Konferencja prasowa w Brukseli, 23 bm. premiera RP Donalda Tuska (C-L) po zakończeniu posiedzenia Rady Europejskiej.

Foto: PAP/Wiktor Dąbkowski

Z tego artykułu się dowiesz:

  • Jakie są główne zagrożenia związane z rewizją systemu ETS2 według ekspertów?
  • Jakie są możliwe konsekwencje polityczne i gospodarcze wprowadzenia systemu ETS2?
  • W jaki sposób rewizja systemu ETS2 może wpłynąć na ceny paliwa i koszty ogrzewania?
  • Czy istnieje realna szansa na przesunięcie terminu wprowadzenia systemu ETS2?

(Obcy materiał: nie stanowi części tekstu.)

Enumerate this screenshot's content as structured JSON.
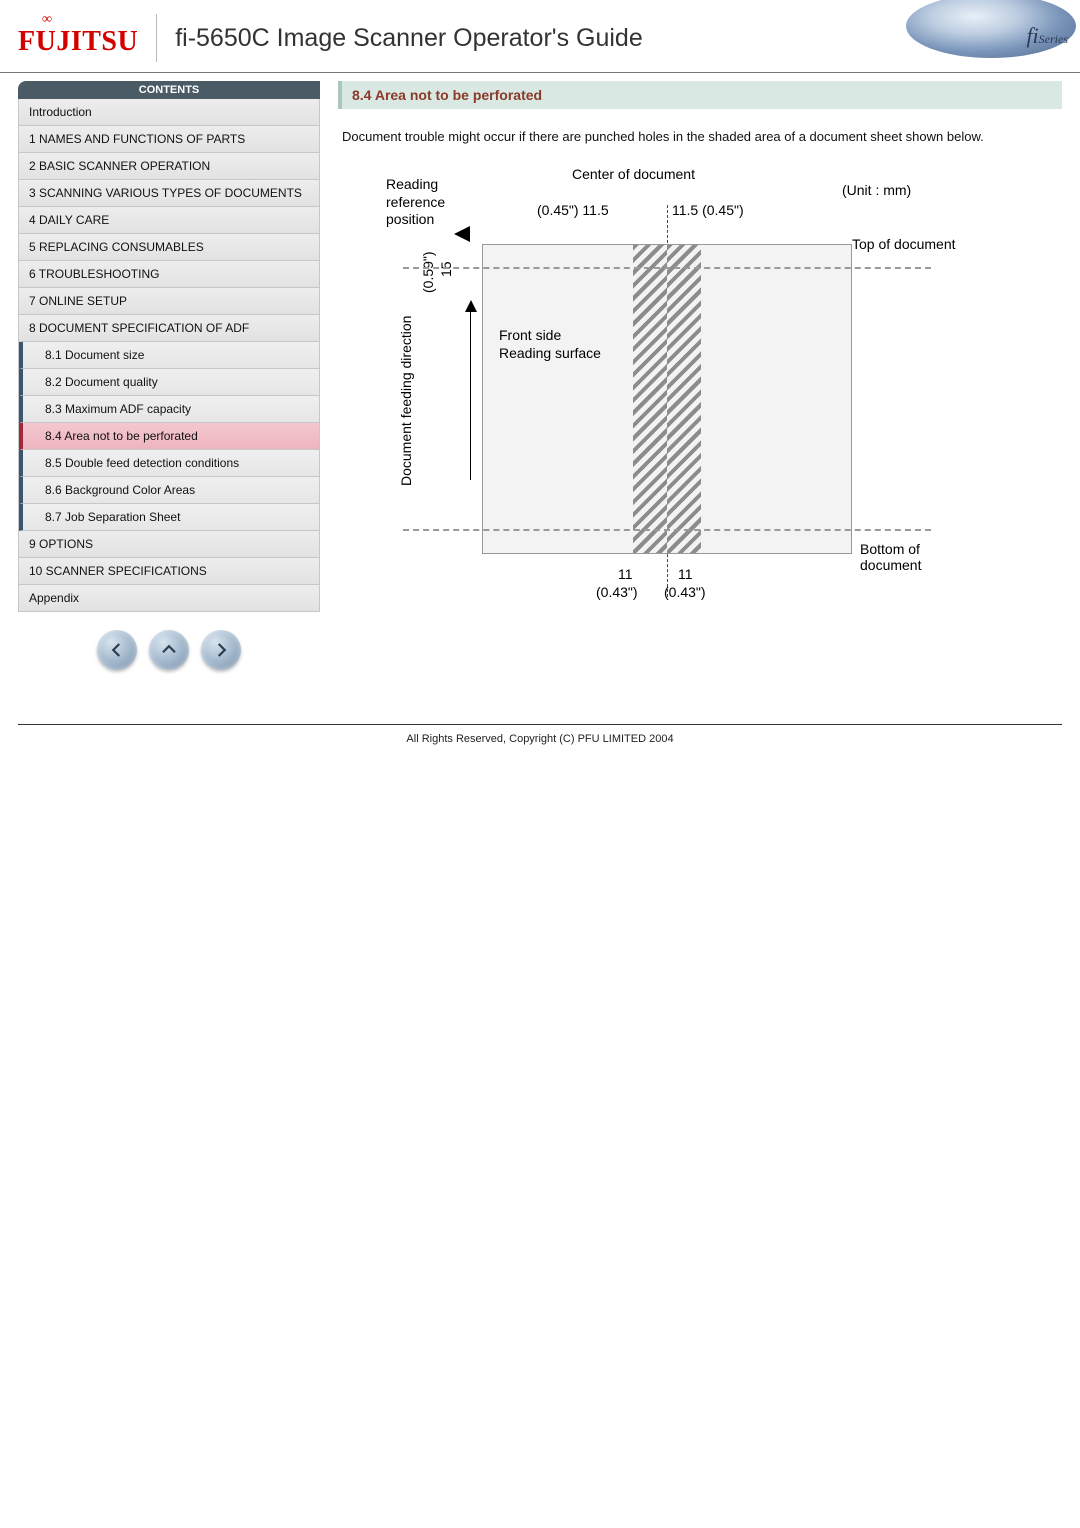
{
  "header": {
    "brand": "FUJITSU",
    "title": "fi-5650C Image Scanner Operator's Guide",
    "series_badge": "fi",
    "series_badge_sub": "Series"
  },
  "sidebar": {
    "header": "CONTENTS",
    "items": [
      {
        "label": "Introduction"
      },
      {
        "label": "1 NAMES AND FUNCTIONS OF PARTS"
      },
      {
        "label": "2 BASIC SCANNER OPERATION"
      },
      {
        "label": "3 SCANNING VARIOUS TYPES OF DOCUMENTS"
      },
      {
        "label": "4 DAILY CARE"
      },
      {
        "label": "5 REPLACING CONSUMABLES"
      },
      {
        "label": "6 TROUBLESHOOTING"
      },
      {
        "label": "7 ONLINE SETUP"
      },
      {
        "label": "8 DOCUMENT SPECIFICATION OF ADF"
      }
    ],
    "subitems": [
      {
        "label": "8.1 Document size"
      },
      {
        "label": "8.2 Document quality"
      },
      {
        "label": "8.3 Maximum ADF capacity"
      },
      {
        "label": "8.4 Area not to be perforated",
        "active": true
      },
      {
        "label": "8.5 Double feed detection conditions"
      },
      {
        "label": "8.6 Background Color Areas"
      },
      {
        "label": "8.7 Job Separation Sheet"
      }
    ],
    "items_after": [
      {
        "label": "9 OPTIONS"
      },
      {
        "label": "10 SCANNER SPECIFICATIONS"
      },
      {
        "label": "Appendix"
      }
    ]
  },
  "content": {
    "heading": "8.4 Area not to be perforated",
    "paragraph": "Document trouble might occur if there are punched holes in the shaded area of a document sheet shown below."
  },
  "diagram": {
    "center_label": "Center of document",
    "unit_label": "(Unit : mm)",
    "reading_ref_line1": "Reading",
    "reading_ref_line2": "reference",
    "reading_ref_line3": "position",
    "top_dim_left": "(0.45\") 11.5",
    "top_dim_right": "11.5 (0.45\")",
    "left_dim_mm": "15",
    "left_dim_in": "(0.59\")",
    "feed_dir_label": "Document feeding direction",
    "front_line1": "Front side",
    "front_line2": "Reading surface",
    "top_of_doc": "Top of document",
    "bottom_of_doc": "Bottom of document",
    "bottom_dim_left_mm": "11",
    "bottom_dim_right_mm": "11",
    "bottom_dim_left_in": "(0.43\")",
    "bottom_dim_right_in": "(0.43\")"
  },
  "footer": {
    "copyright": "All Rights Reserved, Copyright (C) PFU LIMITED 2004"
  }
}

W 2027 r. planowane jest rozszerzenie systemu handlu uprawnieniami do emisji gazów cieplarnianych z zakładów przemysłowych (EU ETS) na kolejne sektory: transport i budownictwo (ETS2). W czwartek 23 października kwestię planowanego wprowadzenia ETS2 omówili unijni przywódcy podczas szczytu w Brukseli. Polski rząd sprzeciwiał się dacie wejścia w życie tego mechanizmu, uważając, że wprowadzony on zostanie zbyt szybko, a ceny paliwa oraz gazu i węgla używanego do ogrzewania indywidualnego znacząco wzrosną.

Premier zapowiada rewizję 

Premier Donald Tusk poinformował, że we wnioskach z czwartkowego szczytu Rady Europejskiej udało się zawrzeć zapis o rewizji systemu ETS2. Jak sprecyzował, daje to możliwość zablokowania wejścia w życie tego systemu od 2027 r. Dodał, że prawie wszyscy unijni liderzy zgodzili się, że europejska polityka klimatyczna powinna być bardziej elastyczna i w większym stopniu brać odpowiedzialność za konkurencyjność europejskich gospodarek. Jak tłumaczył, zapis o rewizji oznacza możliwość zablokowania wejścia w życie ETS2 w 2027 r. Eksperci zajmujący się jednak na co dzień polityką energetyczną i europejską w najlepszym wypadku studzą rozbudzone nadzieje.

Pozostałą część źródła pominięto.